Recommended dosage varies, but effectiveness increases with dosage, necessitating conclusive research.
A new meta-analysis sought to determine appropriate methylphenidate doses for ADHD.
Investigators, led by Alison S. Poulton, MD, MB, of the University of Sydney, collected information according to the Preferred Reporting Items for Systematic Reviews and Meta-Analyses (PRISMA) guidelines from 11 randomized clinical trials involving 1304 participants and 887 controls, plus 38 cohort studies with 5224 participants. The maximum methylphenidate doses ranged from 0.8 to 1.8 mg/kg/d.

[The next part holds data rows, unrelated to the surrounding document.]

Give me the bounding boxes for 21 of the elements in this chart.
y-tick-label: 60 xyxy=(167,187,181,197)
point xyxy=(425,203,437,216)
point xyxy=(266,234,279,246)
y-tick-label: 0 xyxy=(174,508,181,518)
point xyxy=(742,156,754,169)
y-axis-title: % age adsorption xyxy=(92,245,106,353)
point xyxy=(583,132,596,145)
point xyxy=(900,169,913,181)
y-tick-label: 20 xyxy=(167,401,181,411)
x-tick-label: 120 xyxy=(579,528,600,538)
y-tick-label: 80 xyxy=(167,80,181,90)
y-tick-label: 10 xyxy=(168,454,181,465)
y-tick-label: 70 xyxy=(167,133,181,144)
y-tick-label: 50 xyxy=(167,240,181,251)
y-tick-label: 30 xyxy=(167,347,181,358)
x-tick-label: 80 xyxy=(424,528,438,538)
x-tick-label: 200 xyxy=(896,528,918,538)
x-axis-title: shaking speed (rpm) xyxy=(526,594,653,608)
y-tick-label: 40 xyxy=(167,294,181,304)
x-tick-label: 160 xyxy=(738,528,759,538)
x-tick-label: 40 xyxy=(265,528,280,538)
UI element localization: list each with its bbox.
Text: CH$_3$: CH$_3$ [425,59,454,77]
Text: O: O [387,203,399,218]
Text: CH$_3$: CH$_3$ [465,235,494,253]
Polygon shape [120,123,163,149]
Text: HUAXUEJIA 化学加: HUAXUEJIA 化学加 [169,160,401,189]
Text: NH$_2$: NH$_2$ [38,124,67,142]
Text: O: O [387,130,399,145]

Not all of the studies detailed their methods of titration or their justification for the chosen dosage, despite common adverse effects of a poorly chosen dosage including insomnia ([OR], 4.66; 95% CI: 1.99-10.92; P < .001), abdominal pain ([OR], 1.9; 95% CI, 0.77-4.77; P = .16). An additional rate of patients also reported headaches (14% of participants; 95% CI, 10%-20%; P < .001). On the other hand, none of the studies reported life-threatening adverse events.
Of the studies that did justify their dosages, 8 cohort studies simply used the dose dictated by the pharmaceutical company regardless of any apparent scientific basis or lack thereof. This is notable because the effectiveness of methylphenidate typically increases alongside the dosage, according to an accompanying editorial written by Mark A. Stein, PhD.
In an interview with MD Magazine©, Stein said that there is a dearth of published guidelines for titration and dosing despite hundreds of studies involving thousands of children. “Thus, they highlight a gap in our scientific knowledge base,” Stein said. “A worry is that providers may not or minimally titrate stimulants and prematurely decide someone is a non-responder.”
Stein’s editorial also noted that variables such as weight, sex, previous stimulant exposure, length of time taking the drug, etc. hardly have been considered at all. If a higher dosage could be more effective for certain patients, then that possibility ought to be explored further rather than dosage being based on guesswork.
While the average dosage is successful for most patients, those for whom it is not are left without effective therapy. The current medical practice of increasing dosage extremely gradually for fear of side effects may be limiting the effectiveness of methylphenidate altogether.
“It would be helpful to learn more about non-responders, characterize them better, and differentiate those who are non-responders because of poor tolerability versus non-responders who have been tried on a range of doses with suboptimal response,” Stein said. “This may be a small subgroup of the ADHD population, but of great clinical relevance if it’s your patient.”
Both Poulton’s meta-analysis and Stein’s editorial conclude that the question of effective methylphenidate dosage necessitates further research. Past aggregated analysis is an excellent place to begin, but it must prompt further study if ADHD treatment is to be advanced.
The study, “Evaluation of Methylphenidate Safety and Maximum-Dose Titration Rationale in Attention-Deficit/Hyperactivity Disorder, A Meta-analysis,” was published by JAMA, as was the accompanying editorial, “A Maximum Dose for Methylphenidate—How Much Is Too Much?”.